Photo of Carrie Rose holding an Emmy award.

Carrie Rose

“I didn’t have time to get nervous,” she says. It was then that she realized that broadcast meteorology was something she could really do.

Since she was as young as three years old, Rose had an unusual interest in weather, but she never wanted to be on TV. “I swore up and down […] that I would never become a broadcaster,” she explains. She was more interested in the science behind the weather. She was sure she wanted to teach and research meteorology at a university.


A Day in the Life of a Broadcast Meteorologist

That’s why Rose’s current role as one of the most recognizable TV meteorologists in Virginia might be considered unexpected, but it’s a role she cherishes. As a weekday-morning meteorologist at Richmond’s CBS 6 TV station, she is a trusted spokesperson, not only about the weather, but also about science in general.

She is very much a scientist. Waking up at 1:00 a.m. or so every weekday, she gets to work at around 3:30 a.m. to prepare the day’s forecast. She looks at satellite and radar data to make her own weather predictions. After an hour of pouring over data and making graphics, she is ready for her first appearance on the air at 4:30 a.m. She gives weather updates on news shows throughout the morning.

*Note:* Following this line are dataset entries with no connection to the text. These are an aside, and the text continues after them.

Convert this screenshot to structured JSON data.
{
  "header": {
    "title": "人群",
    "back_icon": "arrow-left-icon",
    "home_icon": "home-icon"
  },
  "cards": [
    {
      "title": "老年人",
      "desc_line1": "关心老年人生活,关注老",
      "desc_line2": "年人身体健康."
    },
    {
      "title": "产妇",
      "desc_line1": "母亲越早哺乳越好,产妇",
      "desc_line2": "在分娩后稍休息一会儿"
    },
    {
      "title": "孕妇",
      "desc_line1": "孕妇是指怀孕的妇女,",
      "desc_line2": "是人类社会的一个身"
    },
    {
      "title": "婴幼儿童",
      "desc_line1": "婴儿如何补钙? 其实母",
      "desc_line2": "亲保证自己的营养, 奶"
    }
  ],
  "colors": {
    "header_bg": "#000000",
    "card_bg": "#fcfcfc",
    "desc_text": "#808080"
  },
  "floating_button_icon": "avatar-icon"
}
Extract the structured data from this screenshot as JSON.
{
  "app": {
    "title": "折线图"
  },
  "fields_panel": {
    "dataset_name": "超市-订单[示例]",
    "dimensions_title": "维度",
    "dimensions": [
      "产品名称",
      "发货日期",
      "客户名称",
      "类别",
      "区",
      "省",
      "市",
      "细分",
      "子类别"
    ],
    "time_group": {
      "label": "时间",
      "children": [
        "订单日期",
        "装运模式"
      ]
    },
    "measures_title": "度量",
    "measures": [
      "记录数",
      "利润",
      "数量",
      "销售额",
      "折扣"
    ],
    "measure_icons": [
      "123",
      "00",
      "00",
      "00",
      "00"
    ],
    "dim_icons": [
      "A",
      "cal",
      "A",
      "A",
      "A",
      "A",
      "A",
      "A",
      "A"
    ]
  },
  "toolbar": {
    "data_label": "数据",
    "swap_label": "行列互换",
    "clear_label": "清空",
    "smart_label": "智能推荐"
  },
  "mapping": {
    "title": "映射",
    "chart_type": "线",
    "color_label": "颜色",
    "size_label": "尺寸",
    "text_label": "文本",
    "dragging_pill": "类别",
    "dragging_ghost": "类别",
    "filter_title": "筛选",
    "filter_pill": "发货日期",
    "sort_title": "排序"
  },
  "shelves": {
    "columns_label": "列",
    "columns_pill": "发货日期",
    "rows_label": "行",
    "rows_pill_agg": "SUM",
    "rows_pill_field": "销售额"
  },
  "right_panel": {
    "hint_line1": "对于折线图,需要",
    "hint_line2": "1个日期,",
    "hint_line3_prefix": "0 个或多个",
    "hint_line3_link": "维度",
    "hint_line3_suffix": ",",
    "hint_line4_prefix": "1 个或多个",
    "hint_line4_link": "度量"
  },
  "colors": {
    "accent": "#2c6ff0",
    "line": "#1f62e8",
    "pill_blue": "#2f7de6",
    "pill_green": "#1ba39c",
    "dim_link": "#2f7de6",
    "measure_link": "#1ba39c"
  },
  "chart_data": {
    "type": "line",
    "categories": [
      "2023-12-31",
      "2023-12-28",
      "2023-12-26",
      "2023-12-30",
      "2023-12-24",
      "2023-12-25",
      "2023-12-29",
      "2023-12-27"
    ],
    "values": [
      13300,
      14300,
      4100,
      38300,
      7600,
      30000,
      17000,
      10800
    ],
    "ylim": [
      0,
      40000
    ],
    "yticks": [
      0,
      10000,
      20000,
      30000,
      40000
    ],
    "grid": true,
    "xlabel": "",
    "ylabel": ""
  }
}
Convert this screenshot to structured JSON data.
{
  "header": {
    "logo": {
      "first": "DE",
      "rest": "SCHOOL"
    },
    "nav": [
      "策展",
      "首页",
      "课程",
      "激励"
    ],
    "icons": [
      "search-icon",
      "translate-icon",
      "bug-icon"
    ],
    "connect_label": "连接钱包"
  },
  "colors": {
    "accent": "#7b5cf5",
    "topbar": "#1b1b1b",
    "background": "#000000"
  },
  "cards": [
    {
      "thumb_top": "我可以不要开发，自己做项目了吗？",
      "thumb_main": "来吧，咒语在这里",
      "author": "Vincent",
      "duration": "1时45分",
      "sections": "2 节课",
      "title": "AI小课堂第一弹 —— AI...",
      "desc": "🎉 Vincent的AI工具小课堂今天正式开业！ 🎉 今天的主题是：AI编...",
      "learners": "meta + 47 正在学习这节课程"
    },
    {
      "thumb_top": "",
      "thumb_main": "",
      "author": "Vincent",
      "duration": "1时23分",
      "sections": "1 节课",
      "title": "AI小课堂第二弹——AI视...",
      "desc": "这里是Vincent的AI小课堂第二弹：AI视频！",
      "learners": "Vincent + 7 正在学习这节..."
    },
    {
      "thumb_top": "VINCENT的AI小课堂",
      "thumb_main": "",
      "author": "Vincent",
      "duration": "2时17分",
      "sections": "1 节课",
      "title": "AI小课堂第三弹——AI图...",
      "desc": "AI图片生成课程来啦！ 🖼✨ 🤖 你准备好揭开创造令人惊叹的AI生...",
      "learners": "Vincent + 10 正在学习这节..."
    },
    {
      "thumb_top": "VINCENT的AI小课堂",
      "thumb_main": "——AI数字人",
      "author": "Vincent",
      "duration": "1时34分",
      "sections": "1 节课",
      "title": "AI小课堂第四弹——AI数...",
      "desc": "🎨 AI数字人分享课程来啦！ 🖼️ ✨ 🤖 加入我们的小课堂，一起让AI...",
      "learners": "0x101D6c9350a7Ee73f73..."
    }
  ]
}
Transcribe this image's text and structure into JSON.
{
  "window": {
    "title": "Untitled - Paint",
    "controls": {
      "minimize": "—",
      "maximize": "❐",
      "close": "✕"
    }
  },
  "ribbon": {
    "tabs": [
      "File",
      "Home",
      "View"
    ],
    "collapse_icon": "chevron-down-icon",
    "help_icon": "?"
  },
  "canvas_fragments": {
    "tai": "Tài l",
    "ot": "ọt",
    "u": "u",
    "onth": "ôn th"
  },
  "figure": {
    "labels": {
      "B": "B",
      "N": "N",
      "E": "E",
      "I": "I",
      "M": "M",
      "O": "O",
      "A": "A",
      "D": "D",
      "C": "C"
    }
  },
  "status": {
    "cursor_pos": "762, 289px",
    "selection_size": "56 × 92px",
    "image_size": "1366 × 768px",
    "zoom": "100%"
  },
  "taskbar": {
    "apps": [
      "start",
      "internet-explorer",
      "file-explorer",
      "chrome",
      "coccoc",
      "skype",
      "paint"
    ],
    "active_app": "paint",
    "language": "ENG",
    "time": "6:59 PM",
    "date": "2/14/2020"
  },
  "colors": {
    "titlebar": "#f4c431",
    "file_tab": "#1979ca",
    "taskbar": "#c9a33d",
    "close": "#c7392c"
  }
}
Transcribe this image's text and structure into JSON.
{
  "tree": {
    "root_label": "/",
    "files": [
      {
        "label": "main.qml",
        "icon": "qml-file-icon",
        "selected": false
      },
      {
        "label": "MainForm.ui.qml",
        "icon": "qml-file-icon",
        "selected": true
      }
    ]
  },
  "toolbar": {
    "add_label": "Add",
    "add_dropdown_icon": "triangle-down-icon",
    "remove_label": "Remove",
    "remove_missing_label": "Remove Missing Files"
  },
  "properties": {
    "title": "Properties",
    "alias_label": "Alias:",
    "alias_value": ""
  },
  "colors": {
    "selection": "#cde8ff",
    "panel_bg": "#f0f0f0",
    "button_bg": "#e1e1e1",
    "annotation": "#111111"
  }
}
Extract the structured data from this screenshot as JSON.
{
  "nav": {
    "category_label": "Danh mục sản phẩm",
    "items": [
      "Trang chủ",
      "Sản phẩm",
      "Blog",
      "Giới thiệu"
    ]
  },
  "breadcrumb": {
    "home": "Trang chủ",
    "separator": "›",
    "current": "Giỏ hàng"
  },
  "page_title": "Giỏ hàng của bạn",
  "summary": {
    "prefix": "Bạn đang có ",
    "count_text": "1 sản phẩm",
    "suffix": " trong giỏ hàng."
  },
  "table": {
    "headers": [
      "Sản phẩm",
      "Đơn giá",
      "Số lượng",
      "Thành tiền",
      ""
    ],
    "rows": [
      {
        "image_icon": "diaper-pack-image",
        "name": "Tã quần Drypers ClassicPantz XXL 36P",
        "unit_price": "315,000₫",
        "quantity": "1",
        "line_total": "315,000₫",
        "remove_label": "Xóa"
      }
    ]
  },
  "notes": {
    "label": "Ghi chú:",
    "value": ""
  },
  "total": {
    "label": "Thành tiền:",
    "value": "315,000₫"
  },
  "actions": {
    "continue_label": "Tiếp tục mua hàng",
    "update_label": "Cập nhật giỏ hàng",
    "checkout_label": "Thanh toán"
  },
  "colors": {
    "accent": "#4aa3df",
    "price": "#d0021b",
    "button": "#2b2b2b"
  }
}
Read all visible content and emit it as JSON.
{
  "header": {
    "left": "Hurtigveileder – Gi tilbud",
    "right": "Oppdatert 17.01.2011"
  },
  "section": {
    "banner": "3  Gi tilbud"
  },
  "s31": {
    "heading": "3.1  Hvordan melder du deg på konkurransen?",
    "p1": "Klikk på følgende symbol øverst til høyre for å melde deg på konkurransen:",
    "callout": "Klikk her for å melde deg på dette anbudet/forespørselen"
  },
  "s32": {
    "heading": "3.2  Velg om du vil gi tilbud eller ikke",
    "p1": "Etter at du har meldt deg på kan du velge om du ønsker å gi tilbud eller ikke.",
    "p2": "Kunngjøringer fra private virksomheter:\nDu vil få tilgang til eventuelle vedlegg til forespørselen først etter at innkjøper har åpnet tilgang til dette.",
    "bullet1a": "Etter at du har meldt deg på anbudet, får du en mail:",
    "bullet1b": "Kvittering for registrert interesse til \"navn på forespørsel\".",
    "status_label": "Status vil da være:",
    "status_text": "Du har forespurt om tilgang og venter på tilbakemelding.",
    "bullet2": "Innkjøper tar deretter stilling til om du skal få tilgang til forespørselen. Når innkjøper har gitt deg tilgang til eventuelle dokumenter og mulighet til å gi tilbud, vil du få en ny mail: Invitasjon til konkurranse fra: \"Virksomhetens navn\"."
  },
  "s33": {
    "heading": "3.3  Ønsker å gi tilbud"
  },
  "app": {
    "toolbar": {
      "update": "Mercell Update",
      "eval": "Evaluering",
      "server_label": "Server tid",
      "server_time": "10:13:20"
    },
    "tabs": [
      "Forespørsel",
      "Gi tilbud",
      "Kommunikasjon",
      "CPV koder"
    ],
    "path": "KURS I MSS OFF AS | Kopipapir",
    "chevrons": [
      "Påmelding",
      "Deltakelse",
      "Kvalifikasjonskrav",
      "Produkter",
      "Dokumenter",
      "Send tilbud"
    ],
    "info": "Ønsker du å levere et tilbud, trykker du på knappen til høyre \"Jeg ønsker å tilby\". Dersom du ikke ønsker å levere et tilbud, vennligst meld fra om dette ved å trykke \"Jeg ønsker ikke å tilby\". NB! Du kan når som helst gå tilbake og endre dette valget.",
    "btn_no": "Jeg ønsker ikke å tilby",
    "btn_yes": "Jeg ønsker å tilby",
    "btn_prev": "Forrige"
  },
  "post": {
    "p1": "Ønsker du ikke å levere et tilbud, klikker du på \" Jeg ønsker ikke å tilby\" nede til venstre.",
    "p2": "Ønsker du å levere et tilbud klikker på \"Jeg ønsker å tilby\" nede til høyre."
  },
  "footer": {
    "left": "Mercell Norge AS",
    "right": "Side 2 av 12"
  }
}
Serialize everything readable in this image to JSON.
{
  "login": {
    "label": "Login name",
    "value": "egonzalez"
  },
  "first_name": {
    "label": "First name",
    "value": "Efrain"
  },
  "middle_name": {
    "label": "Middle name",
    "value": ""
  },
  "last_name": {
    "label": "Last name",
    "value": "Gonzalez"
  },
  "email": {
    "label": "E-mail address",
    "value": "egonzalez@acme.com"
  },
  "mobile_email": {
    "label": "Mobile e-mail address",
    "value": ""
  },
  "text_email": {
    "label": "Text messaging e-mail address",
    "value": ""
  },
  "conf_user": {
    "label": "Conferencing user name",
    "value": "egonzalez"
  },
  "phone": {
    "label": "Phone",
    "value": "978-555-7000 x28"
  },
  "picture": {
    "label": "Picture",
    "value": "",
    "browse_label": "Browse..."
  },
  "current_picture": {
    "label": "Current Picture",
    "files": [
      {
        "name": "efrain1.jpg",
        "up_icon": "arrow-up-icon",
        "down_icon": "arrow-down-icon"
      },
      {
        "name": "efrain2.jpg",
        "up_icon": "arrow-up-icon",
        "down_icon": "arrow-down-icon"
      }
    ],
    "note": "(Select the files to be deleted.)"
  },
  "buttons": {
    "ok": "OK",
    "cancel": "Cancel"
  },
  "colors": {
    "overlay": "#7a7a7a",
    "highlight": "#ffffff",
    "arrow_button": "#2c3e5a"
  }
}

Photograph of Carrie Rose in front of students in a classroom.

Sometimes she gets to appear in Superbowl commercials!

Rose wraps things up on the air by 10:00 a.m., but her day usually does not end there. During the school year, she visits classrooms all over the Richmond area. A program called “Carrie In Your Class” puts her in front of students as young as pre-kindergarteners all the way up to high-school students. It allows her to fulfill another passion of hers—teaching. She teaches students all about the weather on Earth, but she loves to get into other science topics as well—like space weather and climate change.

Screengrab of Carrie Rose in a superbowl comercial

Carrie Rose teaches students as part of her "Carrie in your Classroom" program.

“It’s an adventure every day, and it’s an exhausting one,” she admits. She has to make sure she gets a good night’s sleep so she can be as focused and alert as possible when at work or in the classroom. That usually means going to bed much earlier than you probably do—around 6:00 or 7:00 each night!

How Did She Get this Job?

Photo of Carrie Rose holding an Emmy award.

Rose and her team have won Emmy awards for their early morning broadcasts.

Rose carried her passion for science through high school, excelling at math and physics. She needed those skills to move forward in the field of meteorology. She was accepted into one of the toughest meteorology programs in the country, at the University of Oklahoma.

The program was rigorous, with a heavy focus on math. “If you can’t do the math, then you can’t survive the program,” she explains. Her professors noticed that she not only excelled academically, but she was also talented at talking about the science.

While a student, she was encouraged by both mentors and family to give broadcast meteorology a shot. She appeared on her school’s TV station as a meteorologist and scored an internship at a local TV station with one of the most well-known TV meteorologists in the country—the man whose unfortunate allergy attack led to her first on-air experience.

Photo of Carrie Rose at her desk in the TV studio.

Carrie Rose at her desk inside the CBS 6 newsroom.

When Rose graduated, she was hired full time at that station. After a successful stint reporting on some of the most intense weather in the country, she decided it was time to return home to the East Coast. She has been reporting on Virginia’s weather since December 2008.

Her favorite part of her job? “To take something that someone has never heard of […] and be able to explain it in a simple but clear and interesting way.” It’s something she does both on the air and in the classroom. “When I see [people] get it,” she says, “it makes my day.”